Nolan Harrington and Max Redman lend distance depth.
Moving to the field events, Vaughan gives Chesterton a legitimate shot at contending for a state title in the long jump. He placed second in the Hoosier State Relays, the most prestigious indoor meet in Indiana, with a leap of 22-10.5. There is no replacing Johnston and Brandon in the high jump, but Nallenweg said he thinks Nolan Huley Jax Cleveland have the potential to clear 6 feet.
The top two finishers in the pole vault at state last season are back and they both are from the DAC, so that makes it difficult to go far in the region in that event, but Maddox McKinney, who cleared 13 feet to place fifth in the DAC meet last season, can win some dual meets and Mochen isn’t far below him. All four vaulters who placed ahead of him at the DAC championship are back.
Even with state placer Edlen gone, the football team continues to furnish the track and field squad with quality throwers.

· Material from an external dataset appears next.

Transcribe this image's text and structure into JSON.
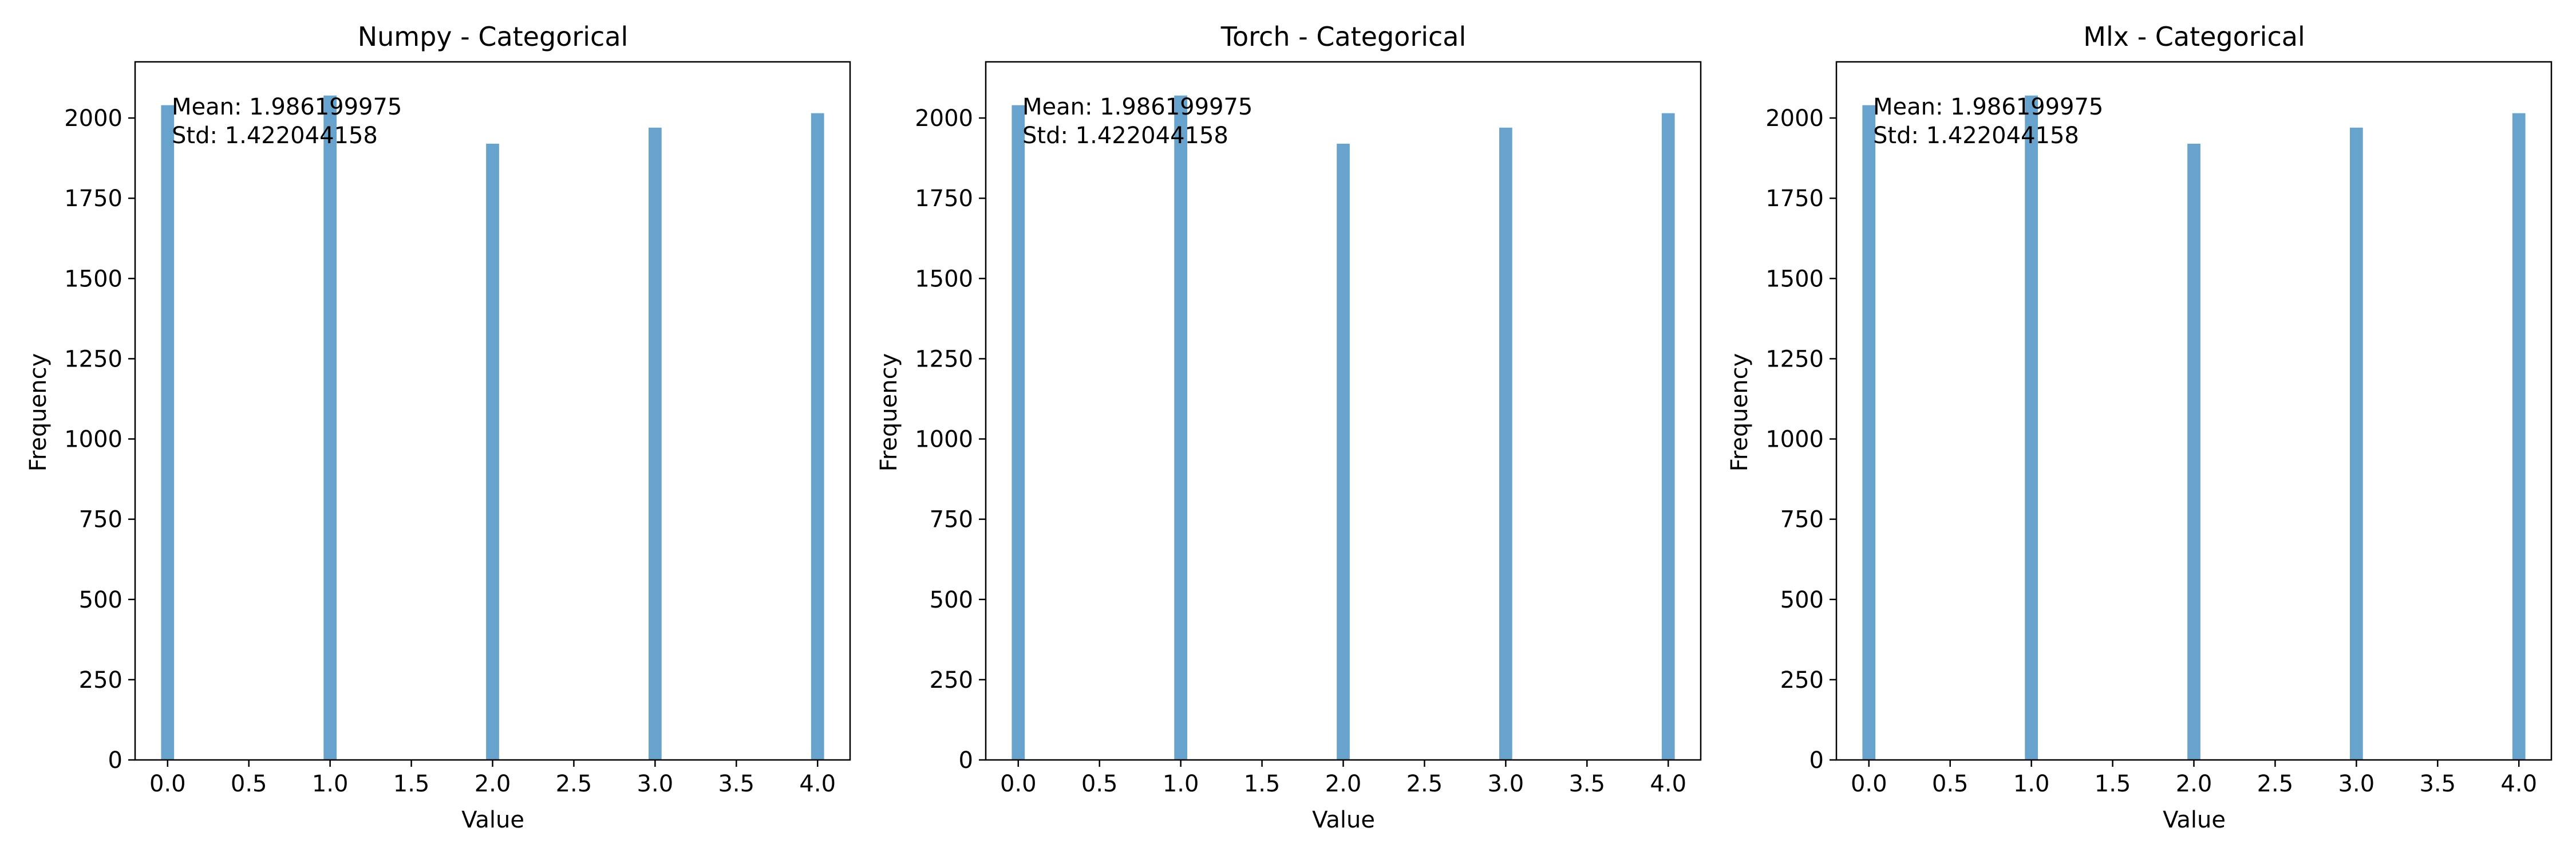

Offensive linemen Carlos Leon (49-1.5 in the winter) and Tyler Nevious (48-4 last season) stand out in the shot put. Nevious is coming off ACL surgery from an injury suffered during football. Colin Kellogg and sophomore Malik Oueslati are progressing well in the discus.
“And Christian Melton is getting better by the week,” Nallenweg said. “I think our throws are going to be solid. We don’t have an Owen Edlen, necessarily, but we’re going to have two or three guys every meet who are going to score solid points for us.”
Overall, even with the key losses from last year, Nallenweg is extremely bullish about the season.
“I think this team has the potential to win all three again if a couple of things fall into place,” Nallenweg said. “But it’s track. Injuries happen. Things happen.”
And sometimes they don’t. If the Trojans can stay injury free, look out.